NEW YORK (TheStreet) - The recent weakness of electronic music culture (EMC) roll-up SFX Entertainment (SFXE) is a buying opportunity, according to analysts at Jefferies. That recommendation comes a day after the company's shares tumbled as much as 20% during a highly unusual conference call led by Chairman and CEO Robert 'FX' Sillerman.
CEO antics aside, good things appear to be developing at SFX Entertainment, which may allow the burgeoning music festival powerhouse to impress Wall Street in 2014. "Near-term weakness is a buying opportunity. It was a good Q. With demand for tickets still strong, SFX is planning new festivals and expanding existing festivals into multi-day affairs," Jefferies analysts said.

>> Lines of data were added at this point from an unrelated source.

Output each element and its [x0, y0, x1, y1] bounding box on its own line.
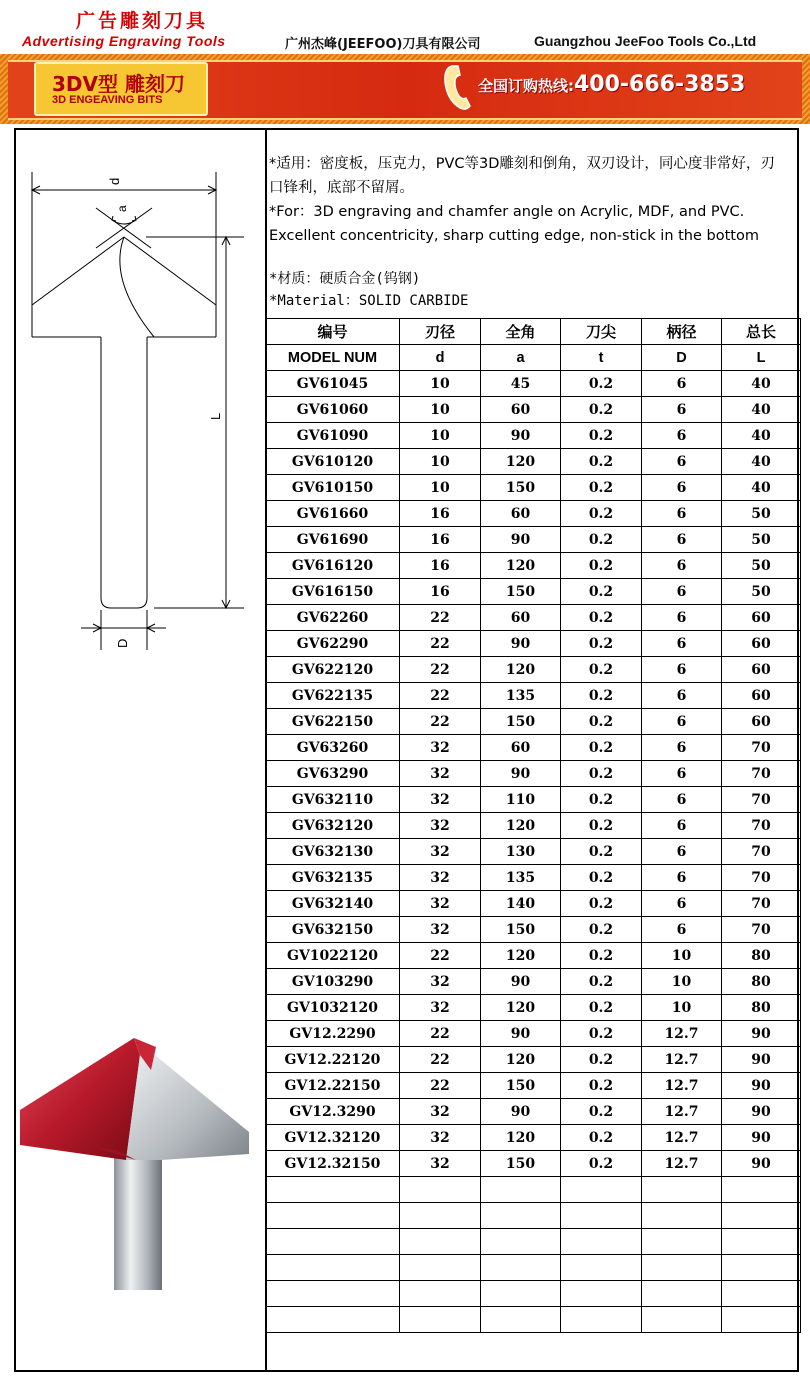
table-cell: 70 [722, 891, 801, 917]
table-row [266, 1021, 801, 1047]
table-row [266, 397, 801, 423]
table-cell: 70 [722, 813, 801, 839]
table-cell [266, 1229, 400, 1255]
table-cell [561, 1255, 642, 1281]
table-cell: 0.2 [561, 527, 642, 553]
table-cell: 0.2 [561, 449, 642, 475]
table-cell: 10 [400, 423, 481, 449]
table-row [266, 1073, 801, 1099]
table-cell: 90 [481, 1021, 561, 1047]
table-cell: GV632140 [266, 891, 400, 917]
table-cell: 120 [481, 813, 561, 839]
table-cell: 6 [642, 475, 722, 501]
table-cell: 80 [722, 943, 801, 969]
table-cell: 0.2 [561, 839, 642, 865]
table-header-cell: 编号 [266, 319, 400, 345]
table-header-cell: D [642, 345, 722, 371]
table-cell: 60 [722, 709, 801, 735]
table-cell: GV622135 [266, 683, 400, 709]
usage-description-en: *For：3D engraving and chamfer angle on Acrylic, MDF, and PVC. Excellent concentricity, sharp cutting edge, non-stick in the bottom [269, 204, 759, 244]
table-cell [642, 1203, 722, 1229]
table-cell: 40 [722, 475, 801, 501]
table-cell [722, 1229, 801, 1255]
table-cell [722, 1255, 801, 1281]
table-cell: 0.2 [561, 1047, 642, 1073]
table-cell: 120 [481, 1125, 561, 1151]
table-cell: 0.2 [561, 969, 642, 995]
table-cell [561, 1281, 642, 1307]
table-cell: GV12.3290 [266, 1099, 400, 1125]
product-photo [16, 910, 265, 1310]
table-cell: 6 [642, 787, 722, 813]
hotline [478, 72, 745, 97]
table-cell: 150 [481, 475, 561, 501]
table-row [266, 995, 801, 1021]
table-cell: 130 [481, 839, 561, 865]
table-cell [642, 1307, 722, 1333]
hotline-number: 400-666-3853 [574, 72, 746, 97]
table-cell: 6 [642, 839, 722, 865]
table-cell: 32 [400, 787, 481, 813]
table-cell: GV616120 [266, 553, 400, 579]
table-cell: 22 [400, 709, 481, 735]
illustration-panel [16, 130, 267, 1370]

SFX Entertainment's "weakness" is likely the result of a profanity laden conference call that involved inquiry by investors and analysts into the mental health of CEO Sillerman, and the company's alleged "sh__ty deals."
Given SFX's 11% tumble on Thursday in the wake of the company's conference call, some investors appear to have been put off by the antics. SFX's conference call was held in Miami, where Sillerman and other top executives are attending an EMC industry conference.
Anyone investing in a company founded by Sillerman, however, should understand that the SFX CEO isn't cut from an ordinary Wall Street cloth. "[If] you've ever heard Bob's investor calls, he does them very differently from other CEOs," Ed Tagliaferri, a SFX Entertainment spokesperson said in a Thursday e-mail.